The competition, which was held during CERAWeek, was an opportunity for the Partnership to convene key energy industry members and investors and spotlight innovative energy transition startups in Houston and beyond.
“I was elated. It’s such an incredible opportunity,” said Carrie Horazeck, President of Parasanti Commercial.
Parasanti, founded in 2019, is an edge computing service that provides real-time analytics to on-the-ground operators in remote and extreme environments that have little to no internet connection. That technology allowed Parasanti to succeed in the federal sector by working closely with the U.S. Department of Defense on tactical deployments for soldiers and other projects. In May 2021, the company launched its commercial branch to support operations and maintenance personnel on oil and gas wells, wind and solar farms, and distributed energy resources hubs for utilities.
“Anytime you have a guy or gal in a hard hat trying to make real-time decisions with data when they don't have the internet and can't rely on getting the data back to the cloud – that’s where we come in,” Horazeck said.
Though based in Austin, Parasanti is no stranger to Houston and has a relationship with both Halliburton Labs and Greentown Labs. Horazeck said their work in Houston focuses on “accelerating digital solutions for reducing the impact of oil and gas operations on the environment” and enhancing its wind and solar SCADA systems. The company hopes to grow its commercial branch by advancing and developing energy solutions in the city leading the energy transition.

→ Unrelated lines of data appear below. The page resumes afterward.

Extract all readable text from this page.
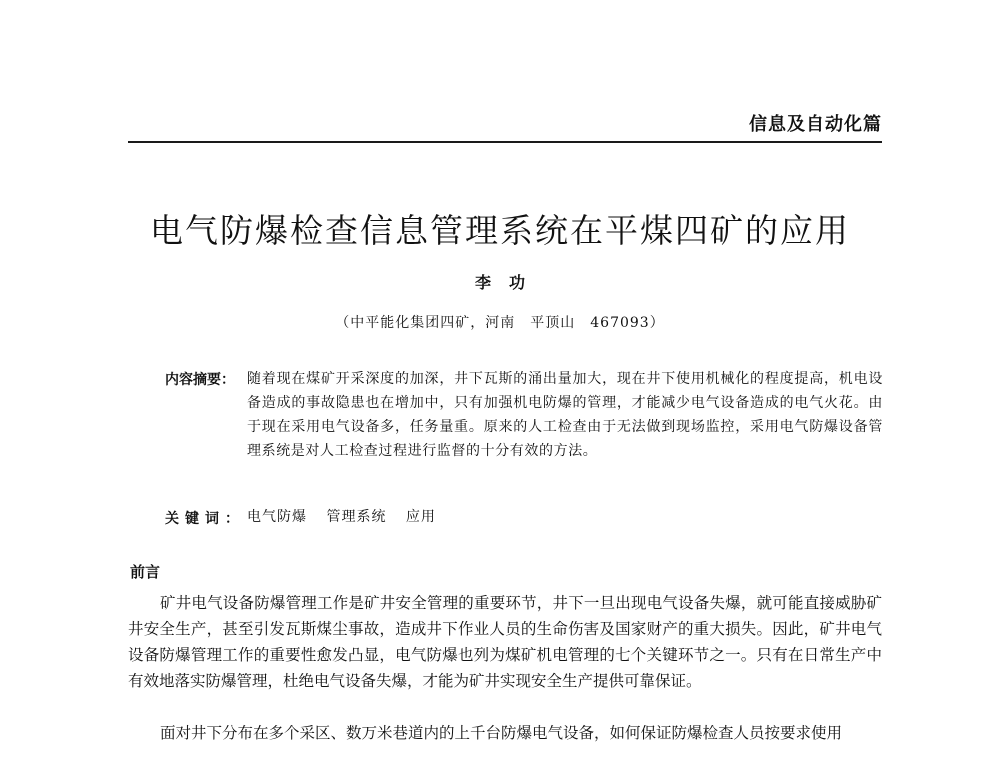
信息及自动化篇
电气防爆检查信息管理系统在平煤四矿的应用
李功
（中平能化集团四矿，河南　平顶山　467093）
内容摘要： 随着现在煤矿开采深度的加深，井下瓦斯的涌出量加大，现在井下使用机械化的程度提高，机电设备造成的事故隐患也在增加中，只有加强机电防爆的管理，才能减少电气设备造成的电气火花。由于现在采用电气设备多，任务量重。原来的人工检查由于无法做到现场监控，采用电气防爆设备管理系统是对人工检查过程进行监督的十分有效的方法。
关键词： 电气防爆 管理系统 应用
前言

矿井电气设备防爆管理工作是矿井安全管理的重要环节，井下一旦出现电气设备失爆，就可能直接威胁矿井安全生产，甚至引发瓦斯煤尘事故，造成井下作业人员的生命伤害及国家财产的重大损失。因此，矿井电气设备防爆管理工作的重要性愈发凸显，电气防爆也列为煤矿机电管理的七个关键环节之一。只有在日常生产中有效地落实防爆管理，杜绝电气设备失爆，才能为矿井实现安全生产提供可靠保证。

面对井下分布在多个采区、数万米巷道内的上千台防爆电气设备，如何保证防爆检查人员按要求使用
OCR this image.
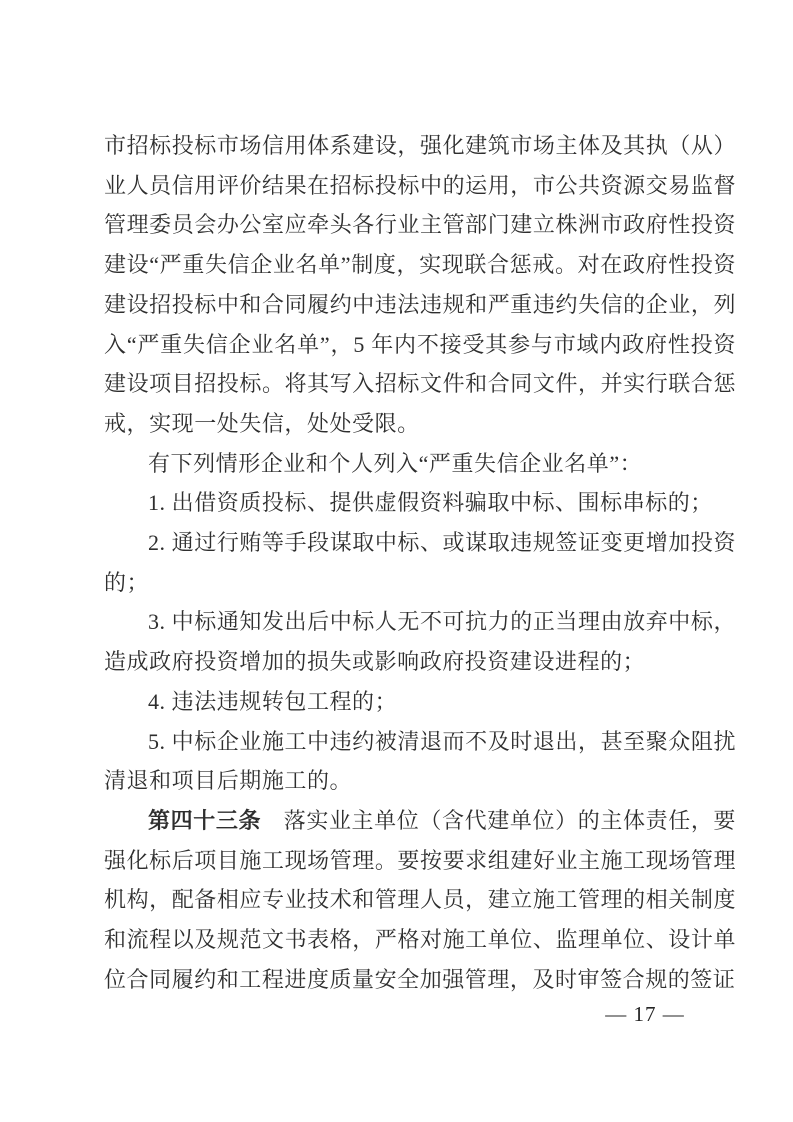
市招标投标市场信用体系建设，强化建筑市场主体及其执（从）业人员信用评价结果在招标投标中的运用，市公共资源交易监督管理委员会办公室应牵头各行业主管部门建立株洲市政府性投资建设“严重失信企业名单”制度，实现联合惩戒。对在政府性投资建设招投标中和合同履约中违法违规和严重违约失信的企业，列入“严重失信企业名单”，5 年内不接受其参与市域内政府性投资建设项目招投标。将其写入招标文件和合同文件，并实行联合惩戒，实现一处失信，处处受限。

有下列情形企业和个人列入“严重失信企业名单”：

1. 出借资质投标、提供虚假资料骗取中标、围标串标的；

2. 通过行贿等手段谋取中标、或谋取违规签证变更增加投资的；

3. 中标通知发出后中标人无不可抗力的正当理由放弃中标，造成政府投资增加的损失或影响政府投资建设进程的；

4. 违法违规转包工程的；

5. 中标企业施工中违约被清退而不及时退出，甚至聚众阻扰清退和项目后期施工的。

第四十三条　落实业主单位（含代建单位）的主体责任，要强化标后项目施工现场管理。要按要求组建好业主施工现场管理机构，配备相应专业技术和管理人员，建立施工管理的相关制度和流程以及规范文书表格，严格对施工单位、监理单位、设计单位合同履约和工程进度质量安全加强管理，及时审签合规的签证

— 17 —
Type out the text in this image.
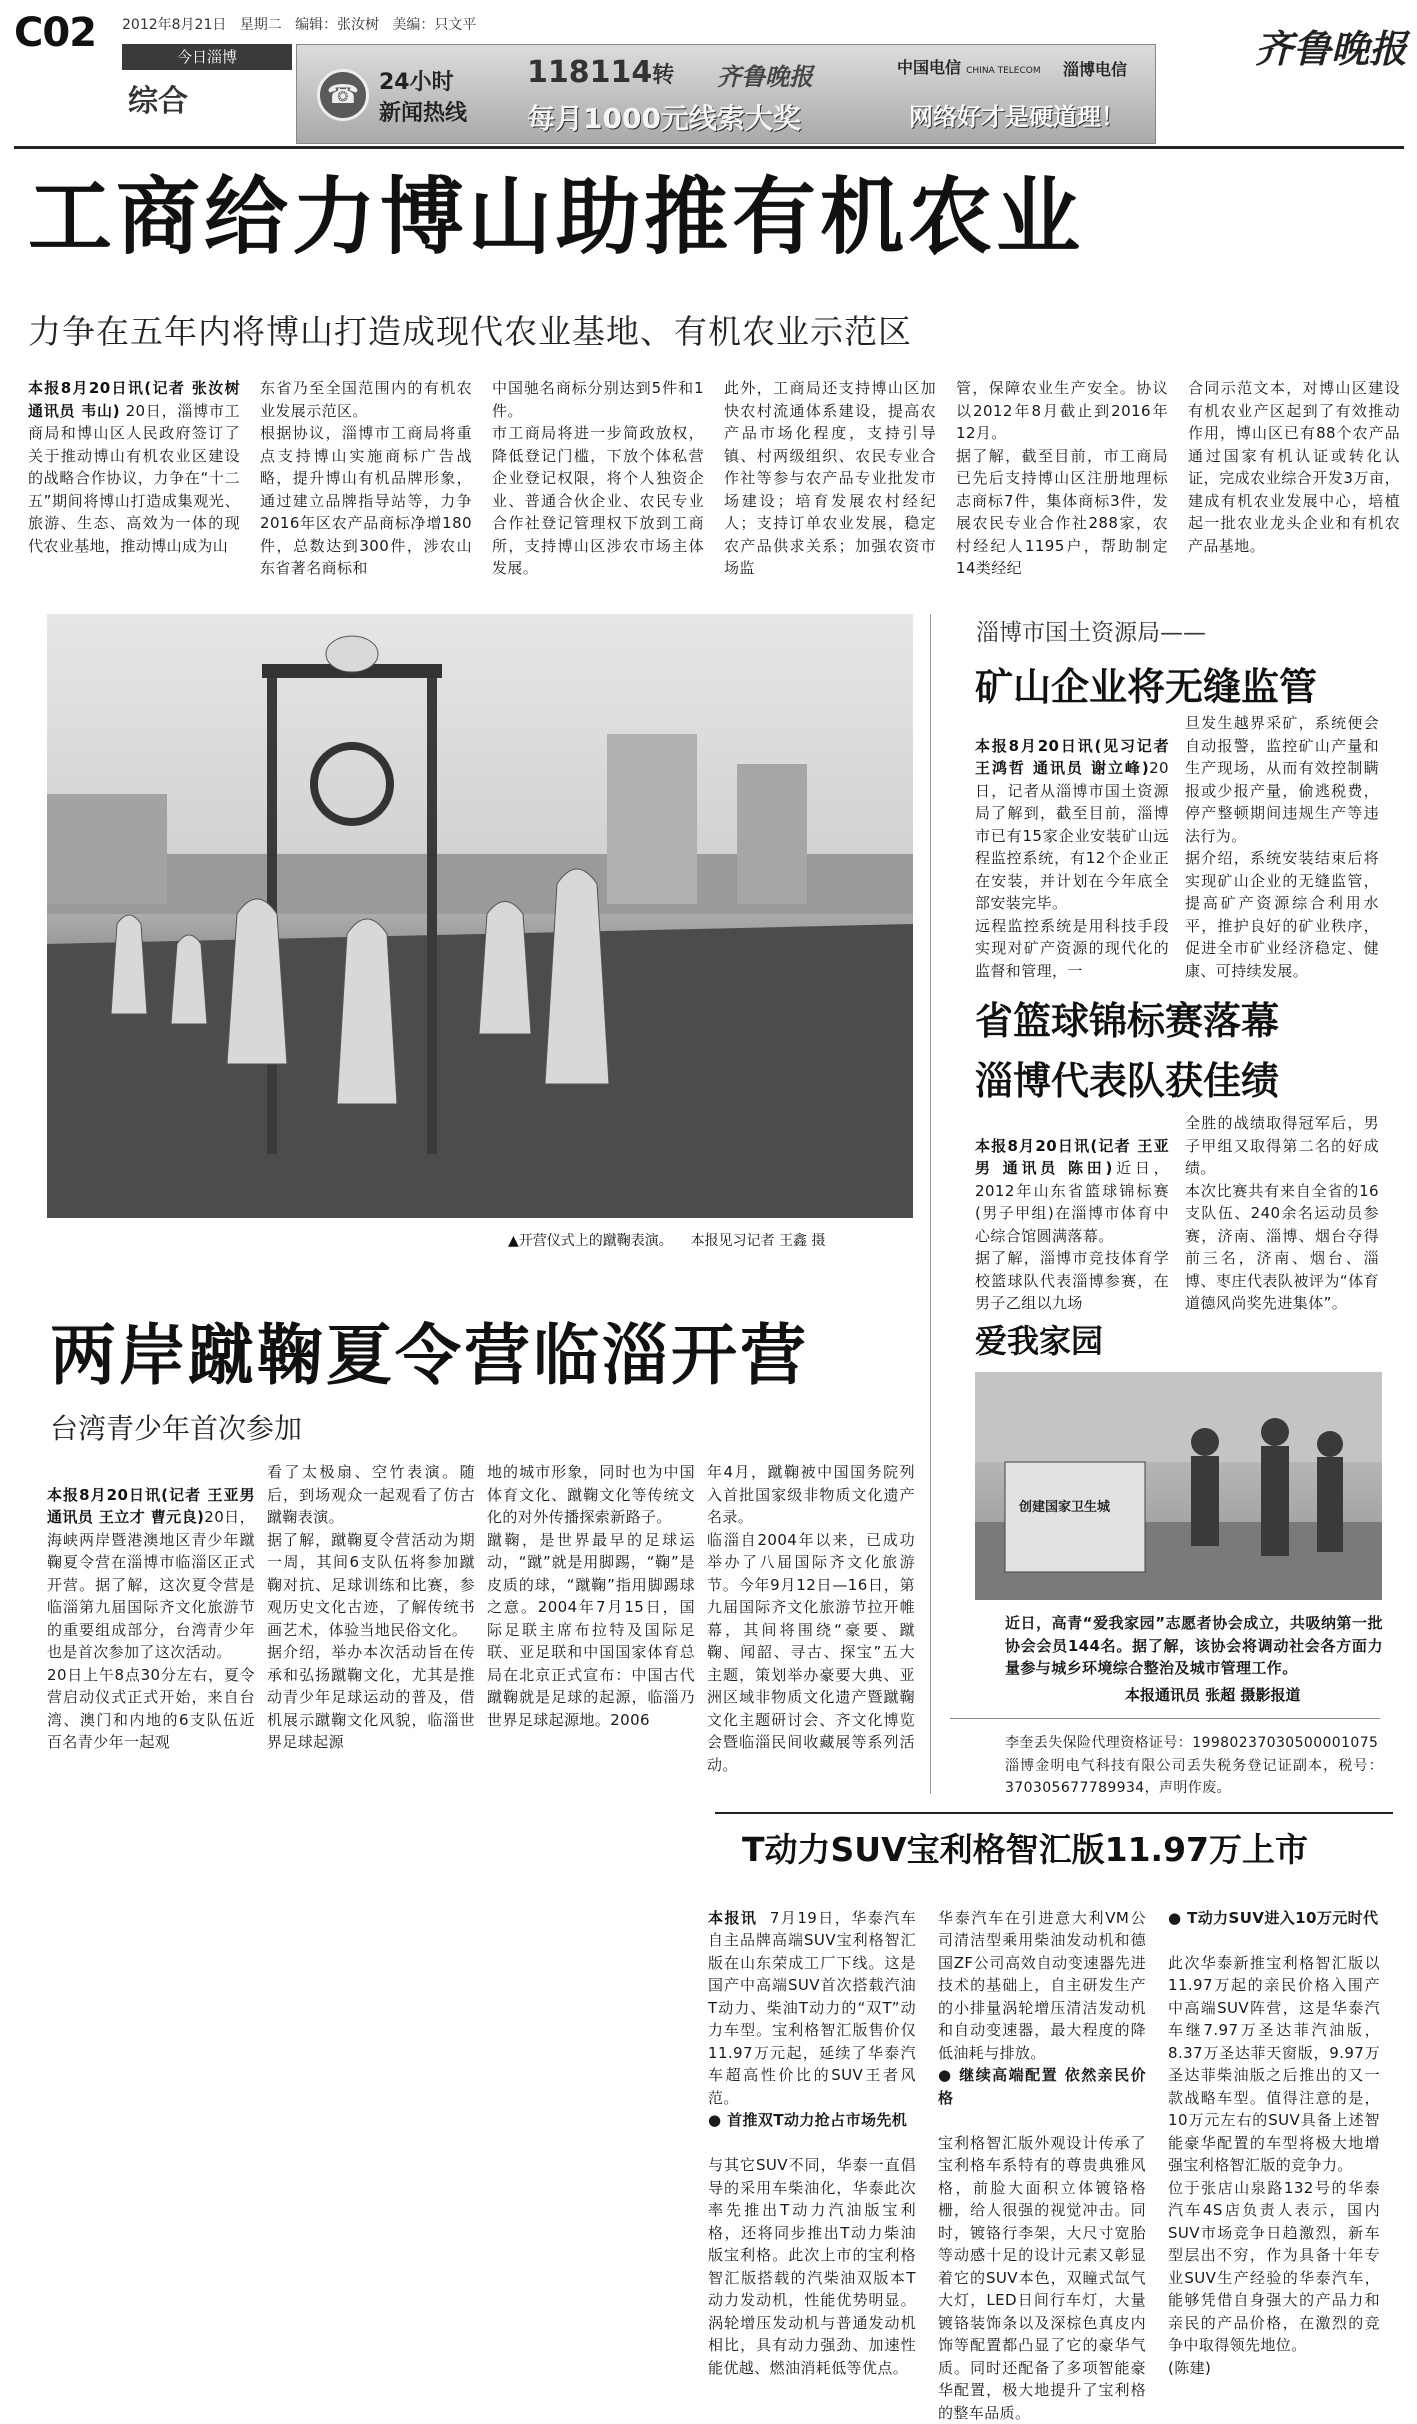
C02 2012年8月21日 星期二 编辑：张汝树 美编：只文平
今日淄博
综合	☎ 24小时
新闻热线
118114转 齐鲁晚报
每月1000元线索大奖
中国电信 CHINA TELECOM 淄博电信
网络好才是硬道理！
齐鲁晚报
工商给力博山助推有机农业
力争在五年内将博山打造成现代农业基地、有机农业示范区
本报8月20日讯(记者 张汝树 通讯员 韦山) 20日，淄博市工商局和博山区人民政府签订了关于推动博山有机农业区建设的战略合作协议，力争在“十二五”期间将博山打造成集观光、旅游、生态、高效为一体的现代农业基地，推动博山成为山
东省乃至全国范围内的有机农业发展示范区。
根据协议，淄博市工商局将重点支持博山实施商标广告战略，提升博山有机品牌形象，通过建立品牌指导站等，力争2016年区农产品商标净增180件，总数达到300件，涉农山东省著名商标和
中国驰名商标分别达到5件和1件。
市工商局将进一步简政放权，降低登记门槛，下放个体私营企业登记权限，将个人独资企业、普通合伙企业、农民专业合作社登记管理权下放到工商所，支持博山区涉农市场主体发展。
此外，工商局还支持博山区加快农村流通体系建设，提高农产品市场化程度，支持引导镇、村两级组织、农民专业合作社等参与农产品专业批发市场建设；培育发展农村经纪人；支持订单农业发展，稳定农产品供求关系；加强农资市场监
管，保障农业生产安全。协议以2012年8月截止到2016年12月。
据了解，截至目前，市工商局已先后支持博山区注册地理标志商标7件，集体商标3件，发展农民专业合作社288家，农村经纪人1195户，帮助制定14类经纪
合同示范文本，对博山区建设有机农业产区起到了有效推动作用，博山区已有88个农产品通过国家有机认证或转化认证，完成农业综合开发3万亩，建成有机农业发展中心，培植起一批农业龙头企业和有机农产品基地。
▲开营仪式上的蹴鞠表演。 本报见习记者 王鑫 摄
两岸蹴鞠夏令营临淄开营
台湾青少年首次参加

本报8月20日讯(记者 王亚男 通讯员 王立才 曹元良)20日，海峡两岸暨港澳地区青少年蹴鞠夏令营在淄博市临淄区正式开营。据了解，这次夏令营是临淄第九届国际齐文化旅游节的重要组成部分，台湾青少年也是首次参加了这次活动。
20日上午8点30分左右，夏令营启动仪式正式开始，来自台湾、澳门和内地的6支队伍近百名青少年一起观

看了太极扇、空竹表演。随后，到场观众一起观看了仿古蹴鞠表演。
据了解，蹴鞠夏令营活动为期一周，其间6支队伍将参加蹴鞠对抗、足球训练和比赛，参观历史文化古迹，了解传统书画艺术，体验当地民俗文化。
据介绍，举办本次活动旨在传承和弘扬蹴鞠文化，尤其是推动青少年足球运动的普及，借机展示蹴鞠文化风貌，临淄世界足球起源
地的城市形象，同时也为中国体育文化、蹴鞠文化等传统文化的对外传播探索新路子。
蹴鞠，是世界最早的足球运动，“蹴”就是用脚踢，“鞠”是皮质的球，“蹴鞠”指用脚踢球之意。2004年7月15日，国际足联主席布拉特及国际足联、亚足联和中国国家体育总局在北京正式宣布：中国古代蹴鞠就是足球的起源，临淄乃世界足球起源地。2006
年4月，蹴鞠被中国国务院列入首批国家级非物质文化遗产名录。
临淄自2004年以来，已成功举办了八届国际齐文化旅游节。今年9月12日—16日，第九届国际齐文化旅游节拉开帷幕，其间将围绕“豪要、蹴鞠、闻韶、寻古、探宝”五大主题，策划举办豪要大典、亚洲区域非物质文化遗产暨蹴鞠文化主题研讨会、齐文化博览会暨临淄民间收藏展等系列活动。
淄博市国土资源局——
矿山企业将无缝监管

本报8月20日讯(见习记者 王鸿哲 通讯员 谢立峰)20日，记者从淄博市国土资源局了解到，截至目前，淄博市已有15家企业安装矿山远程监控系统，有12个企业正在安装，并计划在今年底全部安装完毕。
远程监控系统是用科技手段实现对矿产资源的现代化的监督和管理，一

旦发生越界采矿，系统便会自动报警，监控矿山产量和生产现场，从而有效控制瞒报或少报产量，偷逃税费，停产整顿期间违规生产等违法行为。
据介绍，系统安装结束后将实现矿山企业的无缝监管，提高矿产资源综合利用水平，推护良好的矿业秩序，促进全市矿业经济稳定、健康、可持续发展。
省篮球锦标赛落幕
淄博代表队获佳绩

本报8月20日讯(记者 王亚男 通讯员 陈田)近日，2012年山东省篮球锦标赛(男子甲组)在淄博市体育中心综合馆圆满落幕。
据了解，淄博市竞技体育学校篮球队代表淄博参赛，在男子乙组以九场

全胜的战绩取得冠军后，男子甲组又取得第二名的好成绩。
本次比赛共有来自全省的16支队伍、240余名运动员参赛，济南、淄博、烟台夺得前三名，济南、烟台、淄博、枣庄代表队被评为“体育道德风尚奖先进集体”。
爱我家园
创建国家卫生城
近日，高青“爱我家园”志愿者协会成立，共吸纳第一批协会会员144名。据了解，该协会将调动社会各方面力量参与城乡环境综合整治及城市管理工作。
本报通讯员 张超 摄影报道
李奎丢失保险代理资格证号：19980237030500001075
淄博金明电气科技有限公司丢失税务登记证副本，税号：370305677789934，声明作废。
T动力SUV宝利格智汇版11.97万上市

本报讯 7月19日，华泰汽车自主品牌高端SUV宝利格智汇版在山东荣成工厂下线。这是国产中高端SUV首次搭载汽油T动力、柴油T动力的“双T”动力车型。宝利格智汇版售价仅11.97万元起，延续了华泰汽车超高性价比的SUV王者风范。

● 首推双T动力抢占市场先机

与其它SUV不同，华泰一直倡导的采用车柴油化，华泰此次率先推出T动力汽油版宝利格，还将同步推出T动力柴油版宝利格。此次上市的宝利格智汇版搭载的汽柴油双版本T动力发动机，性能优势明显。涡轮增压发动机与普通发动机相比，具有动力强劲、加速性能优越、燃油消耗低等优点。

华泰汽车在引进意大利VM公司清洁型乘用柴油发动机和德国ZF公司高效自动变速器先进技术的基础上，自主研发生产的小排量涡轮增压清洁发动机和自动变速器，最大程度的降低油耗与排放。

● 继续高端配置 依然亲民价格

宝利格智汇版外观设计传承了宝利格车系特有的尊贵典雅风格，前脸大面积立体镀铬格栅，给人很强的视觉冲击。同时，镀铬行李架，大尺寸宽胎等动感十足的设计元素又彰显着它的SUV本色，双瞳式氙气大灯，LED日间行车灯，大量镀铬装饰条以及深棕色真皮内饰等配置都凸显了它的豪华气质。同时还配备了多项智能豪华配置，极大地提升了宝利格的整车品质。

● T动力SUV进入10万元时代

此次华泰新推宝利格智汇版以11.97万起的亲民价格入围产中高端SUV阵营，这是华泰汽车继7.97万圣达菲汽油版，8.37万圣达菲天窗版，9.97万圣达菲柴油版之后推出的又一款战略车型。值得注意的是，10万元左右的SUV具备上述智能豪华配置的车型将极大地增强宝利格智汇版的竞争力。
位于张店山泉路132号的华泰汽车4S店负责人表示，国内SUV市场竞争日趋激烈，新车型层出不穷，作为具备十年专业SUV生产经验的华泰汽车，能够凭借自身强大的产品力和亲民的产品价格，在激烈的竞争中取得领先地位。
(陈建)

Houston “offers a unique opportunity to tap into the knowledge of the industry's history while simultaneously accessing resources to build the industry's future. The level of collaboration between accelerators/VCs/ and incubators here is incredible,” Horazeck said. “There is just a different energy in the air. Everyone is driving towards the same goal, pooling intellectual capacity to accelerate the energy transition.”
During the pitch competition, a total of 12 startups competed across four categories: carbon capture, use and storage, hydrogen solutions, energy storage and circular economy. A panel of investors selected the top pitch in each category. Here are the winners that were recognized in each category:
• OCO Chem – Washington-based startup with technology that provides a more sustainable way to convert CO2 into useful products and store renewable energy
• Fyskies Bio – Houston-based startup that develops renewable green via the production of hydrogen and concentrated CO2 from direct air capture and industrial CO2 capture technologies
• Revterra – Houston-based startup developing a clean kinetic energy storage system for both high power applications (such as EV charging) and long duration applications (such as solar and storage or energy arbitrage)
• Applied Bioplastics – Austin-based company that offers plant-based plastic alternatives.